Придерживаясь за выступ скалы, из провала приподнималась Снежка.
– Мог бы, кстати, мне что-нибудь и сказать... Или я так изменилась?
– Снежка III Я рванулся к ней, сжал враз обессилевшее тело, не веря себе, целовал ее запрокинутое изможденное лицо, сияющие сквозь слезы глаза, ничего больше не видя и не желая видеть.
– Живая, живая...
– Ты здесь, здесь!.. Но ведь тебя...
– Ах, это!
– Она измученно улыбнулась.
– Ну да, это было: скрутили и принесли в жертву. Очень уж они были напуганы.
– И? Приподняв лицо, она нежно губами коснулась моих глаз.
– Соленые... Плохого же ты о нас мнения, если думал, что я буду покорно лежать и реветь. Так, хлюпнула разок, уж очень все это было обидно и глупо... А потом встала и ушла.
– Как, неужели ты...
– Глупый, ты же сам учил меня силовому рывку. Неужели забыл? Я, правда, уж не та, но подумаешь, дурацкие ременные путы, на это меня хватило... Не подпекаться же на скале, изображая добропорядочную жертву! Ее глаза блеснули.
– Хотя, пожалуй, в этом была бы своя прелесть. Злобное чудовище, пленная девушка и отважный, на машине времени, рыцарь, а? Извини, что не оправдала.
Я засмеялся от счастья. Обнявшись, смеясь и плача, забыв обо всем, мы стояли над пламенеющей бездной, в которой уже не было зла, как, впрочем, и добра. По измученному, потемневшему лицу Снежки скользили багровые блики, я целовал ее исцарапанные руки, на меня смотрели сияющие, единственные в мире глаза, мы не могли оторваться друг от друга, мне было наплевать на все беды прошлого, настоящего, будущего, пока...
Бедная девочка, она-то думала, что все позади, один я знал, как обстоит дело. Тем крепче я прижимал ее к себе, судорожней длил объятия. Наконец она высвободилась.
– Ну вот, дальше рассказывать не о чем. Весь день я бродила вокруг, а потом вернулась сюда, здесь тепло... и любопытно. Я ждала, все время ждала своих, хотя...
– Она коротко вздохнула.
– Ладно, что было, то прошло. Вот что, благородный рыцарь. Твоя девушка голодна, но это успеется. Я не слепая, рассказывай все. В нашем мире... плохо?
Снежка бодрилась, о главном, как я ни прятал, ей все уже сказало мое лицо, она стойко готовилась принять удар, но пресекшийся голос умолял пощадить.
Я не мог ее пощадить, не мог даже смягчить правду. Она все выслушала молча, не моргнув, только отведенная назад рука, как бы ища опору, слепо шарила по скале, то и дело впиваясь ногтями в камень.

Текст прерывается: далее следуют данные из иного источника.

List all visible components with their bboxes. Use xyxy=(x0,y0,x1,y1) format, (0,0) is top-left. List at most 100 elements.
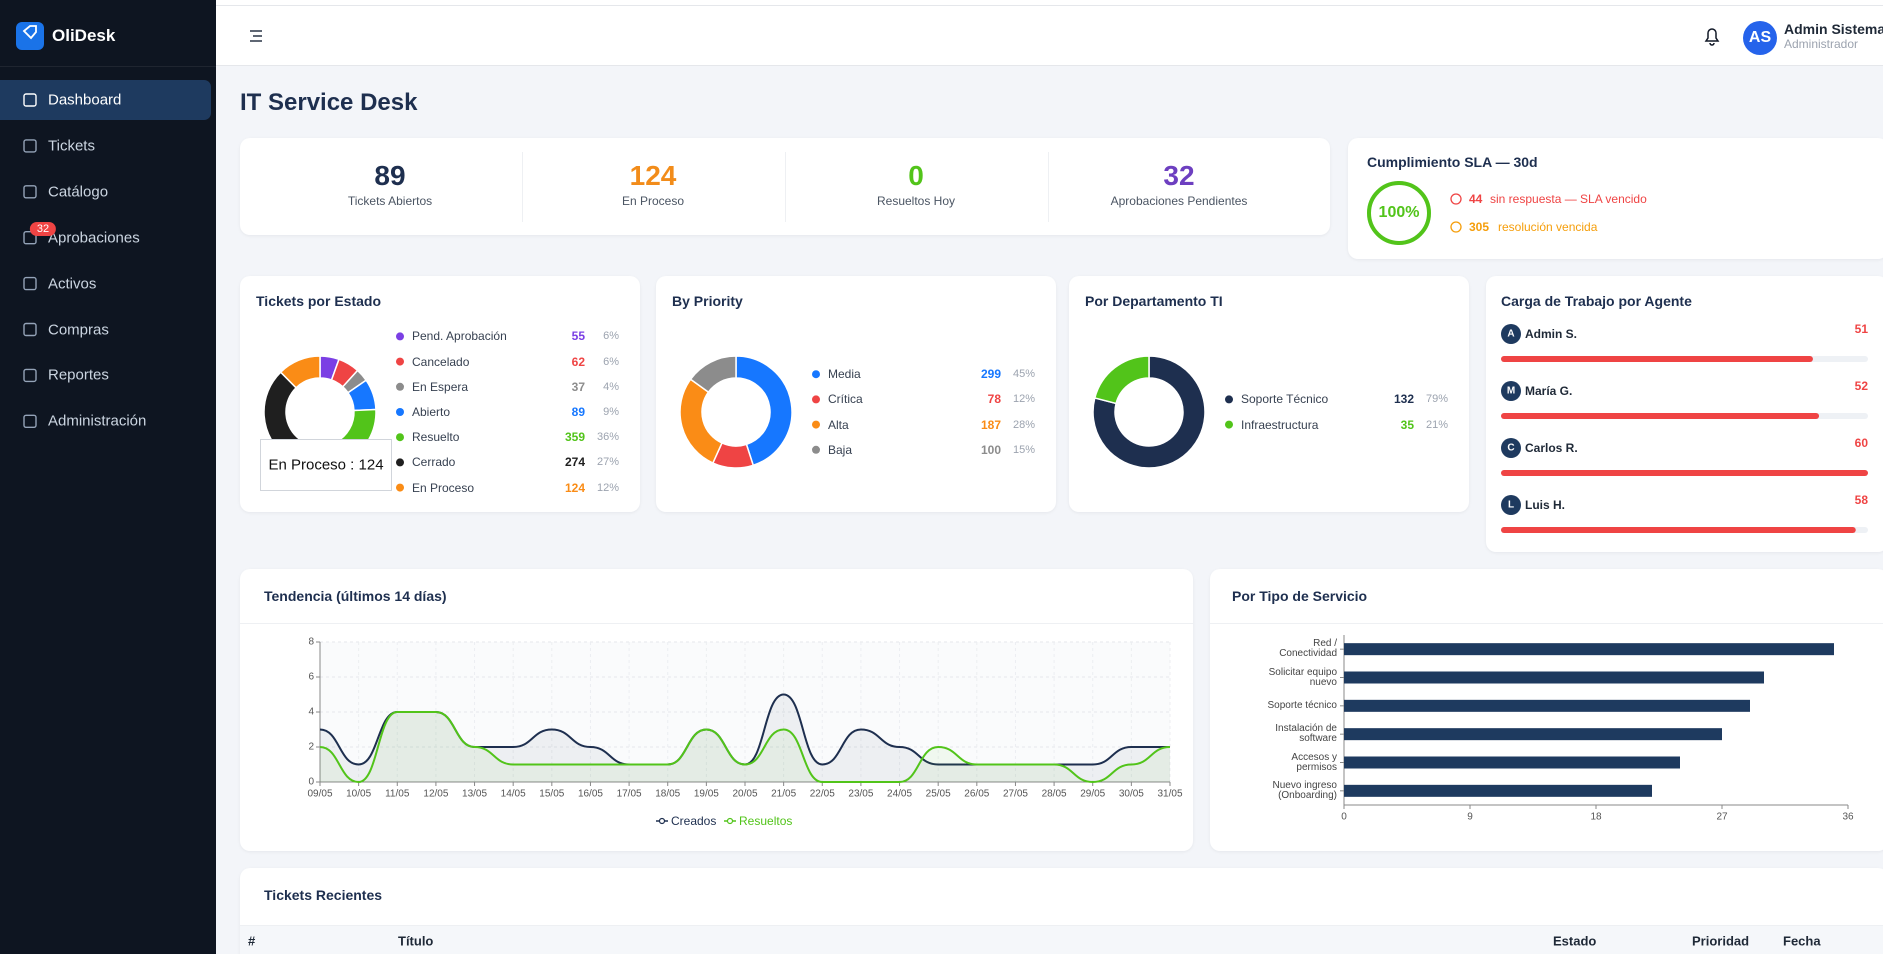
agent-name: María G. xyxy=(1525,384,1573,398)
agent-value: 52 xyxy=(1854,379,1868,393)
y-tick-label: Solicitar equipo nuevo xyxy=(1268,666,1337,688)
user-role: Administrador xyxy=(1784,37,1859,51)
kpi-value: 0 xyxy=(908,160,924,191)
x-tick-label: 11/05 xyxy=(385,788,410,800)
agent-initial: M xyxy=(1506,385,1516,397)
x-tick-label: 27/05 xyxy=(1002,788,1028,800)
legend-dot xyxy=(396,332,404,341)
legend-label: Resueltos xyxy=(739,814,793,828)
agent-avatar xyxy=(1501,495,1521,515)
x-tick-label: 22/05 xyxy=(809,788,835,800)
legend-share: 36% xyxy=(596,431,619,444)
y-tick-label: 6 xyxy=(308,671,314,683)
column-header: Estado xyxy=(1553,933,1597,949)
agent-bar xyxy=(1501,356,1813,362)
card-divider xyxy=(1210,623,1883,624)
x-tick-label: 19/05 xyxy=(693,788,719,800)
x-tick-label: 0 xyxy=(1341,811,1347,823)
legend-dot xyxy=(396,483,404,492)
legend-value: 187 xyxy=(980,417,1001,432)
agent-bar xyxy=(1501,470,1868,476)
sla-alert-icon xyxy=(1450,221,1462,233)
donut-slice xyxy=(279,355,321,389)
donut-slice xyxy=(689,355,737,394)
kpi-value: 124 xyxy=(629,160,677,191)
x-tick-label: 21/05 xyxy=(771,788,797,800)
sla-alert-count: 305 xyxy=(1469,220,1490,234)
kpi-label: Resueltos Hoy xyxy=(876,194,956,208)
legend-label: Baja xyxy=(828,442,853,457)
column-header: Título xyxy=(398,933,434,949)
legend-label: Soporte Técnico xyxy=(1241,392,1329,407)
legend-value: 359 xyxy=(564,430,585,445)
x-tick-label: 30/05 xyxy=(1118,788,1144,800)
sidebar-divider xyxy=(0,66,216,67)
legend-value: 124 xyxy=(564,480,585,495)
chart-title: Tickets por Estado xyxy=(256,293,382,309)
legend-value: 37 xyxy=(571,379,585,394)
tooltip xyxy=(260,439,392,491)
chart-title: By Priority xyxy=(672,293,743,309)
donut-slice xyxy=(735,355,793,467)
agent-value: 60 xyxy=(1854,436,1868,450)
kpi-divider xyxy=(522,152,523,222)
x-tick-label: 31/05 xyxy=(1157,788,1183,800)
topbar xyxy=(216,0,1883,66)
chart-title: Por Departamento TI xyxy=(1085,293,1223,309)
column-header: Fecha xyxy=(1783,933,1821,949)
x-tick-label: 12/05 xyxy=(423,788,449,800)
bar xyxy=(1344,756,1680,769)
legend-dot xyxy=(396,433,404,442)
menu-item: Administración xyxy=(48,412,147,430)
legend-share: 9% xyxy=(603,406,619,418)
bar xyxy=(1344,784,1652,797)
agent-initial: C xyxy=(1507,442,1515,454)
x-tick-label: 10/05 xyxy=(346,788,372,800)
x-tick-label: 27 xyxy=(1716,811,1728,823)
donut-slice xyxy=(1093,355,1150,405)
x-tick-label: 15/05 xyxy=(539,788,565,800)
legend-label: En Proceso xyxy=(412,480,475,495)
kpi-label: En Proceso xyxy=(621,194,685,208)
legend-share: 15% xyxy=(1012,443,1035,456)
agent-name: Luis H. xyxy=(1525,498,1566,512)
sla-alert-text: resolución vencida xyxy=(1498,220,1598,234)
sla-alert-count: 44 xyxy=(1469,192,1483,206)
legend-value: 132 xyxy=(1393,392,1414,407)
agent-initial: A xyxy=(1507,328,1515,340)
menu-item: Aprobaciones xyxy=(48,229,140,247)
menu-item: Dashboard xyxy=(48,91,122,109)
menu-icon xyxy=(23,322,37,337)
donut-slice xyxy=(679,378,723,464)
x-tick-label: 14/05 xyxy=(500,788,526,800)
page-title: IT Service Desk xyxy=(240,89,418,116)
sla-percent: 100% xyxy=(1378,204,1420,221)
agent-initial: L xyxy=(1507,499,1515,511)
menu-icon xyxy=(23,368,37,383)
legend-label: Cancelado xyxy=(412,354,470,369)
legend-label: Abierto xyxy=(412,405,451,419)
y-tick-label: Red / Conectividad xyxy=(1279,638,1337,660)
legend-dot xyxy=(812,370,820,379)
legend-marker xyxy=(726,817,734,825)
legend-label: En Espera xyxy=(412,379,469,394)
legend-label: Resuelto xyxy=(412,430,460,445)
legend-dot xyxy=(1225,420,1233,429)
legend-dot xyxy=(812,420,820,429)
legend-share: 28% xyxy=(1012,418,1035,431)
card-title: Tickets Recientes xyxy=(264,887,383,903)
user-name: Admin Sistema xyxy=(1784,21,1883,37)
menu-item: Catálogo xyxy=(48,183,109,201)
x-tick-label: 9 xyxy=(1467,811,1473,823)
menu-item: Reportes xyxy=(48,366,109,384)
agent-avatar xyxy=(1501,381,1521,401)
x-tick-label: 20/05 xyxy=(732,788,758,800)
legend-dot xyxy=(396,458,404,467)
legend-share: 12% xyxy=(596,481,619,494)
bell xyxy=(1704,28,1720,46)
column-header: # xyxy=(248,933,256,949)
legend-label: Media xyxy=(828,367,861,382)
agent-avatar xyxy=(1501,438,1521,458)
legend-share: 4% xyxy=(603,380,619,393)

Нет, это было не отчаяние.
– Значит, теперь мы вроде изгнанных Адама и Евы? Что же, - добавила она с дрогнувшей улыбкой, - все не так плохо, раз человечество в безопасности. А мы, неужели не проживем? Ты, я, Эя... Славная девочка, как же ей досталось! Ничего, я сама стала немного дикаркой, что-нибудь придумаем... И, знаешь, ее рука коснулась моей, - в этой жизни есть своя прелесть.
Я кивнул. Я на что угодно готов был смотреть с радостью, лишь бы не видеть Снежку несчастной. Впрочем, она была права. Она стойко принимала жизнь такой, какая есть, этим, быть может, и спаслась.
– Все верно, - бодро сказал я.
– Мы нашли друг друга, остальное переживем. Надеюсь, я буду неплохим мужем.
– Да уж, придется. И мне придется...
– Ее голос споткнулся.
– Ничего, справимся. Обещаю не ревновать.
– Как ревновать? К кому?
– Ты не догадываешься?
– Откинув голову, Снежка посмотрела на меня долгим взглядом, - Но, милый, нас же трое.